Good news - the IRS reports fewer taxpayers reported identity theft in the first 5 months of this year (107k) than in 2016 (204k) and 2015 (297k). It seems better risk management techniques that include: improved coordination between the IRS and private sector tax preparers, better technology filters, limiting the number of refunds that can be send to a single bank, and other factors have all helped reduce this risk over time.
Bankers know all about risk management and new governance, risk and compliance (GRC) changes are coming down the pipe in the next 12 months or so. That means community banks will need to be ready too. In order to better prepare your bank and your customers for these changes, here are some issues that you should consider relative to GRC concerns in various areas:
Enterprise risk management - (ERM) has become a key part of all banks' day-to-day plans and long-term strategic planning.
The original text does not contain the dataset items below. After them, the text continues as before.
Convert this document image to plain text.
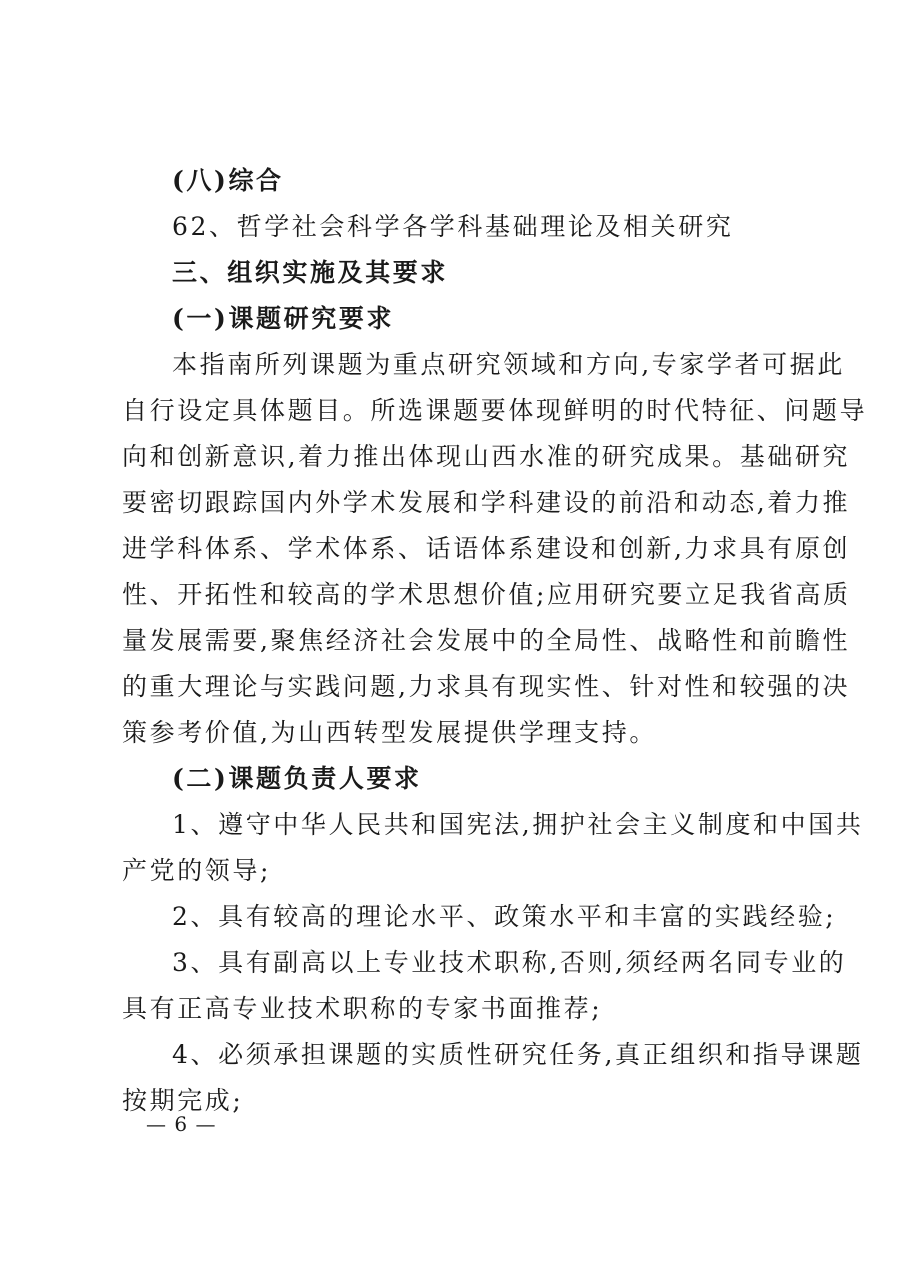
(八)综合
62、哲学社会科学各学科基础理论及相关研究
三、组织实施及其要求
(一)课题研究要求
本指南所列课题为重点研究领域和方向,专家学者可据此
自行设定具体题目。所选课题要体现鲜明的时代特征、问题导
向和创新意识,着力推出体现山西水准的研究成果。基础研究
要密切跟踪国内外学术发展和学科建设的前沿和动态,着力推
进学科体系、学术体系、话语体系建设和创新,力求具有原创
性、开拓性和较高的学术思想价值;应用研究要立足我省高质
量发展需要,聚焦经济社会发展中的全局性、战略性和前瞻性
的重大理论与实践问题,力求具有现实性、针对性和较强的决
策参考价值,为山西转型发展提供学理支持。
(二)课题负责人要求
1、遵守中华人民共和国宪法,拥护社会主义制度和中国共
产党的领导;
2、具有较高的理论水平、政策水平和丰富的实践经验;
3、具有副高以上专业技术职称,否则,须经两名同专业的
具有正高专业技术职称的专家书面推荐;
4、必须承担课题的实质性研究任务,真正组织和指导课题
按期完成;
— 6 —
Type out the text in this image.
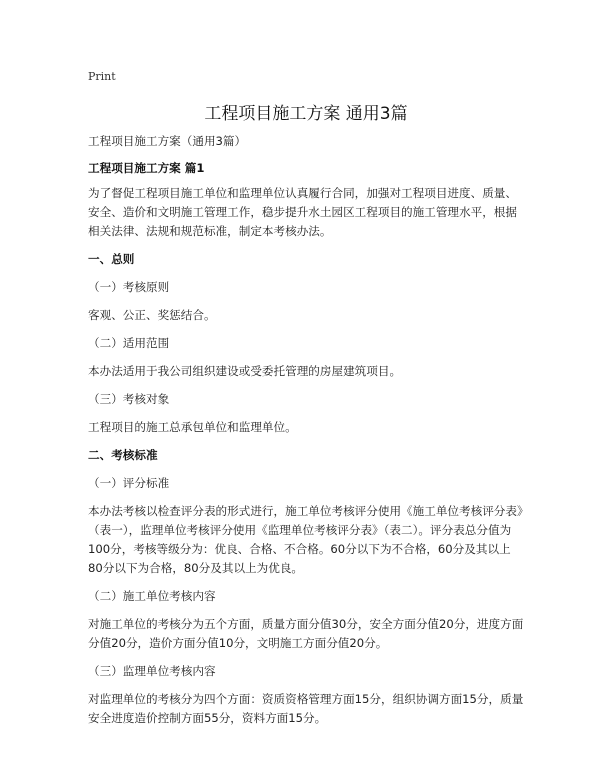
Print
工程项目施工方案 通用3篇

工程项目施工方案（通用3篇）

工程项目施工方案 篇1

为了督促工程项目施工单位和监理单位认真履行合同，加强对工程项目进度、质量、安全、造价和文明施工管理工作，稳步提升水土园区工程项目的施工管理水平，根据相关法律、法规和规范标准，制定本考核办法。

一、总则

（一）考核原则

客观、公正、奖惩结合。

（二）适用范围

本办法适用于我公司组织建设或受委托管理的房屋建筑项目。

（三）考核对象

工程项目的施工总承包单位和监理单位。

二、考核标准

（一）评分标准

本办法考核以检查评分表的形式进行，施工单位考核评分使用《施工单位考核评分表》（表一），监理单位考核评分使用《监理单位考核评分表》（表二）。评分表总分值为100分，考核等级分为：优良、合格、不合格。60分以下为不合格，60分及其以上80分以下为合格，80分及其以上为优良。

（二）施工单位考核内容

对施工单位的考核分为五个方面，质量方面分值30分，安全方面分值20分，进度方面分值20分，造价方面分值10分，文明施工方面分值20分。

（三）监理单位考核内容

对监理单位的考核分为四个方面：资质资格管理方面15分，组织协调方面15分，质量安全进度造价控制方面55分，资料方面15分。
As ERM continues to become more sophisticated, with threats becoming more prevalent and more confounding, community banks should try to embrace new technologies to better monitor and mitigate risk. Changes in leadership at the regulatory agencies may also impact the industry's view of enterprise risk, as regulatory reform discussions have been in the works even before the last election.
Credit and loan risk -
US banks are preparing to implement the new Current Expected Credit Loss
(CECL) standard for loan loss accounting, which will require banks to make significant changes to data collection, analytics and processing systems. In the new CECL environment, data integrity and keeping a close eye on portfolio concentrations and underwriting standards on loans will become more important than ever.
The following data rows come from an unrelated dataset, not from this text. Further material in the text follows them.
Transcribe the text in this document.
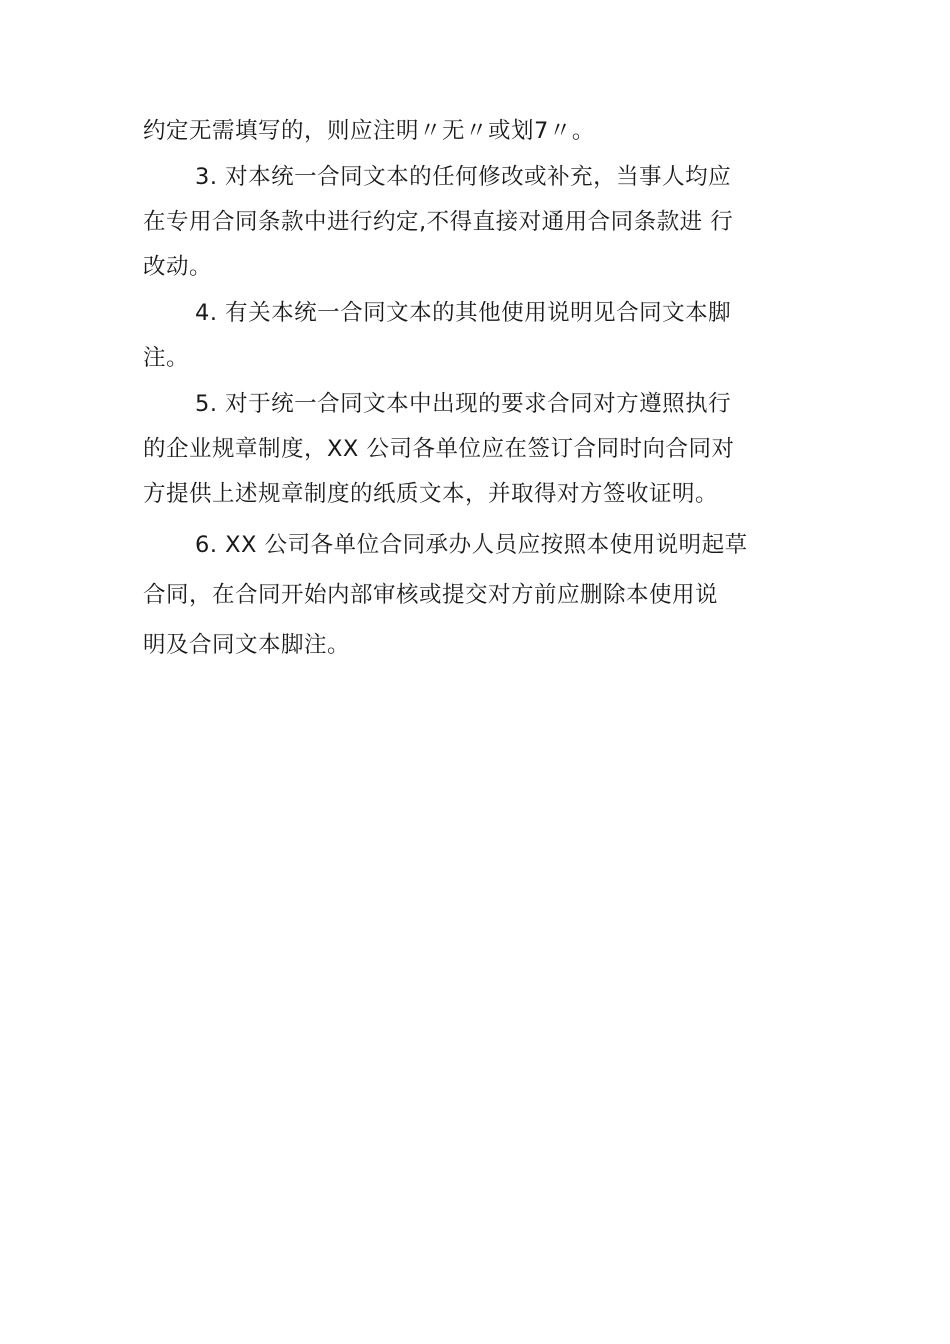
约定无需填写的，则应注明〃无〃或划7〃。
3. 对本统一合同文本的任何修改或补充，当事人均应
在专用合同条款中进行约定,不得直接对通用合同条款进 行
改动。
4. 有关本统一合同文本的其他使用说明见合同文本脚
注。
5. 对于统一合同文本中出现的要求合同对方遵照执行
的企业规章制度，XX 公司各单位应在签订合同时向合同对
方提供上述规章制度的纸质文本，并取得对方签收证明。
6. XX 公司各单位合同承办人员应按照本使用说明起草
合同，在合同开始内部审核或提交对方前应删除本使用说
明及合同文本脚注。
Interest rate risk - The Fed has raised the federal funds rate 2x so far this year (Mar & Jun) to a range of 1.00% to 1.25% currently. The Fed projects 1 more rate hike this year, taking things to about 1.50%. Looking forward the federal funds rate is projected to rise to about 2.25% in 2018 and 3.00% in 2019. In the face of this rising rate environment, community banks should revisit deposit pricing pressure expectations and overall strategy for controlling related risks.
Liquidity risk - Bank executives are paying close attention to deposit funding risk, as core deposits have surged for many years. Bankers should examine the behavior of liabilities and model alternative assumptions to prepare.
Operational risk - For community banks, this risk often equates to vendor risk management and succession planning. Why? Community banks often rely heavily on third-party vendors for everything from core banking to payments processing to technology support. As such, focus on strengthening risk management of these third parties to protect your bank.
Data quality, analytics, and reporting - Regulators have made clear that they expect all banks to have the capabilities to access and provide high-quality data. This includes ensuring credible internal reporting and MIS to support regulatory reporting requirements and management information. Regulators expect community banks to: conduct a maturity assessment of data management capabilities; document gaps that exist in reporting requirements; and demonstrate a focus on continuous improvement for data. For this last point, you need to have a governance process that includes reporting functions (such as risk and finance) and data production functions.
Of course, this list is only a partial one, but we hope it helped to get you thinking about the important aspects of GRC and improving risk management.